How a Small Business Learned from Families Staying at a Ronald McDonald House and Improved Product Along the Way

Lion Cub’s Cookies started out by donating experimental products to the House and is now donating 20% of revenue from first Wednesday sales to RMHC.

By Rick Shepherd, former Family Services Manager, and current Communications Manager, RMHC of Central Ohio

We’re getting into a special time of year for the Ronald McDonald House. Autumn means the start of the giving season, when our community really shows the love for fellow humans that they may never meet…the families needing to stay with us. Not just families that have to be here during the holidays, but for families that stay with us throughout the year. It’s a time when we’re thankful for our own families and good health. So, it seems like no coincidence that one little Columbus company that makes big cookies would have started in a family kitchen as Bradley Kaplan’s contribution to his family’s thanksgiving dinner. His cookies got rave reviews from his family and that’s when Bradley, (who says his dad would call him a lion cub), tells us he decided he was going to be a cookie baker.
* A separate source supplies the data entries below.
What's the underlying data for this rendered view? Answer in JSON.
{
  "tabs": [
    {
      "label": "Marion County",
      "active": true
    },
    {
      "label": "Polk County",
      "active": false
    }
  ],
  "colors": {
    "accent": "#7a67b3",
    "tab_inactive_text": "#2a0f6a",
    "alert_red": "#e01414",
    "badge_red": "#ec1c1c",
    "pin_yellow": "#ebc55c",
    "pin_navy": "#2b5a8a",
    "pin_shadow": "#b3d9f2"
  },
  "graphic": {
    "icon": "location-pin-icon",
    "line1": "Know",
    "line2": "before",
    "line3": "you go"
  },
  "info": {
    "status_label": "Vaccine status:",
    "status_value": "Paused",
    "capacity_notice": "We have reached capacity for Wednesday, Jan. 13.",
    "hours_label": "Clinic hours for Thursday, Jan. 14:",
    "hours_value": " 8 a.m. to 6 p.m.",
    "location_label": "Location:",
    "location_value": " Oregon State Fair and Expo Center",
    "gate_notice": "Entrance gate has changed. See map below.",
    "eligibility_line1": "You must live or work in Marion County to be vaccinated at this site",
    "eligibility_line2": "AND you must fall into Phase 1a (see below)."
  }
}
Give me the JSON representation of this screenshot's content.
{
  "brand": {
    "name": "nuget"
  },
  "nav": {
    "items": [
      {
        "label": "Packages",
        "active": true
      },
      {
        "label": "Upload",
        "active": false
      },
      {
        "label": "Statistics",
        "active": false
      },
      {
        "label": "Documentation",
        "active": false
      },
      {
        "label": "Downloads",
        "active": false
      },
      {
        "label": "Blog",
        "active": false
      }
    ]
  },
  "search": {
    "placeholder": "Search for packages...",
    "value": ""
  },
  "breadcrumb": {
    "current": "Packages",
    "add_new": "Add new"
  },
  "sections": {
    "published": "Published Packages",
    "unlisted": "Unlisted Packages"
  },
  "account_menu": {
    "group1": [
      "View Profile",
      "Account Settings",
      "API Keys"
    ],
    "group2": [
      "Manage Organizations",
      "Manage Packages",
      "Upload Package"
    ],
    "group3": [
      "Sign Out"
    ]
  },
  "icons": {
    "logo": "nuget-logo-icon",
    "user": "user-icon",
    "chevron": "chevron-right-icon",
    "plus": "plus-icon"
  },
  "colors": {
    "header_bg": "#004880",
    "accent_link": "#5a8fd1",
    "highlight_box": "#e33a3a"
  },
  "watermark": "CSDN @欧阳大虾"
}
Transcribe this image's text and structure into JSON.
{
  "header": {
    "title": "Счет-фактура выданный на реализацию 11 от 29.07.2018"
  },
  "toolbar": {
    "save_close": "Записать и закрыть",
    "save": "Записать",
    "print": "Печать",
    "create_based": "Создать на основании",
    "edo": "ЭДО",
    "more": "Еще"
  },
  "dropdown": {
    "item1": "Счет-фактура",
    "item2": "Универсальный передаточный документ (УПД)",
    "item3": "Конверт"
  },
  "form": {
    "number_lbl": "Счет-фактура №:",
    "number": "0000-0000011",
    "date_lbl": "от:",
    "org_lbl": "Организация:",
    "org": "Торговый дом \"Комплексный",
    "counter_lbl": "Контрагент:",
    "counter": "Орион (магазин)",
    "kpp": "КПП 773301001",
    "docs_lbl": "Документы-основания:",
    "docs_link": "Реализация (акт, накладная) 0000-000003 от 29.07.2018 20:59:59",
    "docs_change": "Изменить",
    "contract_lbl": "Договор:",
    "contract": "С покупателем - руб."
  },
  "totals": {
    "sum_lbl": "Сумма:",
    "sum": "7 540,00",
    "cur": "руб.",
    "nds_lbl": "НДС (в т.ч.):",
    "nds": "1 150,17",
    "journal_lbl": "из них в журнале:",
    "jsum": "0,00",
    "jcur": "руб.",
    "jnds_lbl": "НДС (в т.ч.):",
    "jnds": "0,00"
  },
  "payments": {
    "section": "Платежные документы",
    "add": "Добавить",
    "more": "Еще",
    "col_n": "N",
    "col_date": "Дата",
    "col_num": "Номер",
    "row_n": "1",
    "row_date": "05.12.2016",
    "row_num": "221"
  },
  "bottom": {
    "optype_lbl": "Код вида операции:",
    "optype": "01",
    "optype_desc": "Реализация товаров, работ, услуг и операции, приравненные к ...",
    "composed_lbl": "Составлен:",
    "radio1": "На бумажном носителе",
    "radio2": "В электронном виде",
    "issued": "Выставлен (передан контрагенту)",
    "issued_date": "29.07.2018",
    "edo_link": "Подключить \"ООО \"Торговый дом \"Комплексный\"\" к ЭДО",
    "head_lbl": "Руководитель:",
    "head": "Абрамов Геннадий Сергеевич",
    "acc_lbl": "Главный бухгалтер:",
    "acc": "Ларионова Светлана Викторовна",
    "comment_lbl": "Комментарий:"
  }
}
I remember meeting this young man with a big dream for making big cookies when I was working second shift at the House front desk as a family services manager. He was just starting to learn the process of mass-producing cookies at The Food Fort, a shared space near to the House that has commercial kitchens, ovens, freezers, and refrigerators where future food service entrepreneurs like him could hone their skills. He would come in to donate big boxes of cookies for our families, arriving just after dark and just before we would stop accepting in-kind drop-off donations for the day. (He still has the same car seen in the video below!) The families would get so excited trying out the latest batch of these mountainous cookies!

How wonderful to think about the fresh baked love he shared with our families as he was trying to perfect his product, and the love they returned to him by giving the House staff feedback on his latest creations, which we could then pass on to Bradley so he could use any loving criticism received to bake even more love into the next batch for even better products. He could say his hometown product was baked with the love from his family to start and finished with the love of feedback from families from all over the world.

It is often said that when you give of yourself – donating or volunteering – you get back so much more that may not necessarily be tangible, and now it’s been scientifically proven with more than 50 research studies showing those who give are much happier afterwards. It seems especially fulfilling when giving without expecting or getting anything in return. I can often see the donor’s unexpected results firsthand when they help here at our Ronald McDonald House Charities chapter. Not just with individuals, but with the owners and the employees of so many successful businesses that get directly involved with our chapter too. Whether it’s supporting fundraising events with donations of products and services or encouraging staff to volunteer by giving them paid time off to do so or even matching their team’s hours of volunteer time with a monetary donation.

As we roll into the season of thankfulness, Bradley says he has much to be thankful for in 2023, not the least of which includes his 30+ staff members at his current Grandview location, and the support he got from the community for the expansion of his business to include a new location in Worthington, Ohio. So, for this season of thanks and giving, he’s giving back to the House that helped him start it all. Over the next three months, Lion Cub’s Cookies will be donating 20% of sales on the first Wednesday of October, November and December to RMHC of Central Ohio, helping the House that kept those families close to their hospitalized kids that helped him, whether they knew it or not.